TORTURA – Aos pertinentes comentários de Nosek e Marcelo gostaria de acrescentar alguma coisa de nossa história. Durante o longo período de escravidão no Brasil, a tortura foi legal, regulamentada e pública! Tal regulamentação descia a detalhes como: o número de chibatadas que o escravo poderia receber por dia de seu dono, assim como a possibilidade de um comprador devolver o escravo adquirido, em caso de descobrir que o mesmo já tivera tentado o suicídio (seria algo como uma venda enganosa). Deste modo, não é de estranhar que persista tal prática, agora voltada para pobres, brancos ou negros, em nosso aparato policial; da mesma forma que declarações de apoio a tal prática durante a ditadura pelos atuais governantes de extrema direita, sem protesto de nossas instâncias jurídicas! Contudo, não nos iludamos: a tortura é uma prática universal, que se confunde com a história da humanidade (assim como as guerras) e que teve um longo amparo religioso. O fim último da tortura, como bem lembrou Nosek, é o “assassinato da alma”, dramaticamente descrito pelo delírio do juiz Schreber.
PSICANÁLISE, DIAS ATUAIS E FRONTEIRAS – Penso que os três itens estão interligados. A Psicanálise surgiu rompendo fronteiras – para alguns pela Interpretação dos Sonhos, para outros, pela Regra Fundamental: associação livre/atenção flutuante – conforme seja o ponto de ruptura com a tradição que se tome. Um novo campo do conhecimento pedindo uma epistemologia própria, assim como uma ontologia, ou seja, com noções como o inconsciente dinâmico e a teoria das pulsões, concepções sobre a psicologia, a vida mental, as teorias da ação e dos grupos humanos, da mesma forma que o debate sobre a cultura passaram a ter um novo interlocutor: a psicanálise. Impossível falar atualmente sobre a paz e a guerra, os direitos da mulher e da criança, o racismo, a diversidade sexual, a desigualdade social e os principais temas de nossa época sem ouvir os psicanalistas. Para isto temos que estar preparados, não para a palavra final, mas para o amplo e livre debate, num universo de incertezas e dúvidas, a partir de certos princípios consensuais.
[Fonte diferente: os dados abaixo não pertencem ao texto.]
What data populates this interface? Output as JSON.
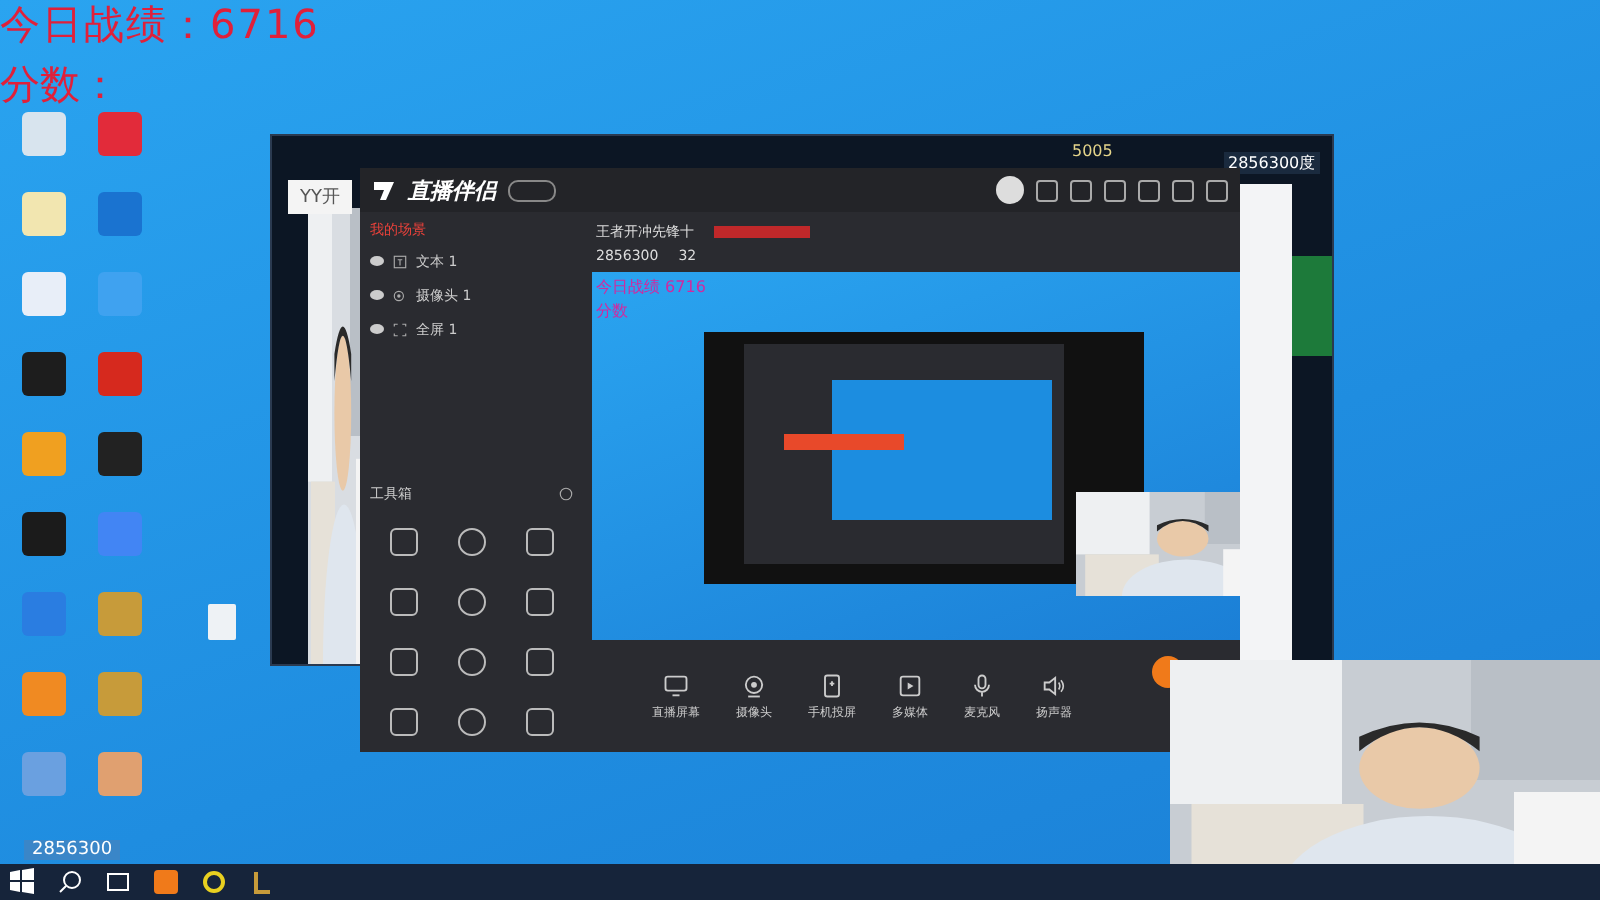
{
  "overlay": {
    "score_line": "今日战绩：6716",
    "score_label": "分数："
  },
  "desktop": {
    "note": "2856300"
  },
  "back_window": {
    "title": "YY开",
    "coins": "5005",
    "room": "2856300度"
  },
  "app": {
    "title": "直播伴侣",
    "tabs": [
      {
        "label": "我的场景",
        "selected": true
      }
    ],
    "layers": [
      {
        "label": "文本 1",
        "kind": "text",
        "visible": true
      },
      {
        "label": "摄像头 1",
        "kind": "camera",
        "visible": true
      },
      {
        "label": "全屏 1",
        "kind": "screen",
        "visible": true
      }
    ],
    "toolbox_title": "工具箱",
    "stream_title": "王者开冲先锋十",
    "room_id": "2856300",
    "viewers": "32",
    "preview": {
      "score_line": "今日战绩 6716",
      "score_label": "分数"
    },
    "controls": [
      {
        "label": "直播屏幕",
        "kind": "screen"
      },
      {
        "label": "摄像头",
        "kind": "camera"
      },
      {
        "label": "手机投屏",
        "kind": "phone"
      },
      {
        "label": "多媒体",
        "kind": "media"
      },
      {
        "label": "麦克风",
        "kind": "mic"
      },
      {
        "label": "扬声器",
        "kind": "speaker"
      }
    ]
  }
}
Penso que Marcelo chamou a nossa atenção para este ponto ao falar das “experiências extra-muros”. Por outro lado, desde o início do século passado, que coincide com o surgimento da Psicanálise, o mundo assistiu: o fim da belle époque, a I Guerra Mundial, a revolução socialista, o nazismo e as diversas modalidades de fascismo, a II Guerra Mundial, o holocausto, as duas bombas atômicas, a guerra fria, a revolução sexual, o Vietnã, a revolução da informática e da biologia, as incontroláveis migrações e miscigenações … muitas transformações em tão pouco tempo histórico! Este é, a meu ver, o nosso desafio: continuar pensando sem se deixar levar pela avalanche de inovações tecnológicas e suas implicações. Tenho a impressão que Nosek assinala, ao citar Gramsci, o drama atual que vivemos – o mundo ocidental e o Brasil em particular – os estertores violentos e furiosos de um velho mundo e a ausência de algo novo que lhe possa contrapor. Só nos resta a esperança, ou, como querem alguns: um ato de fé.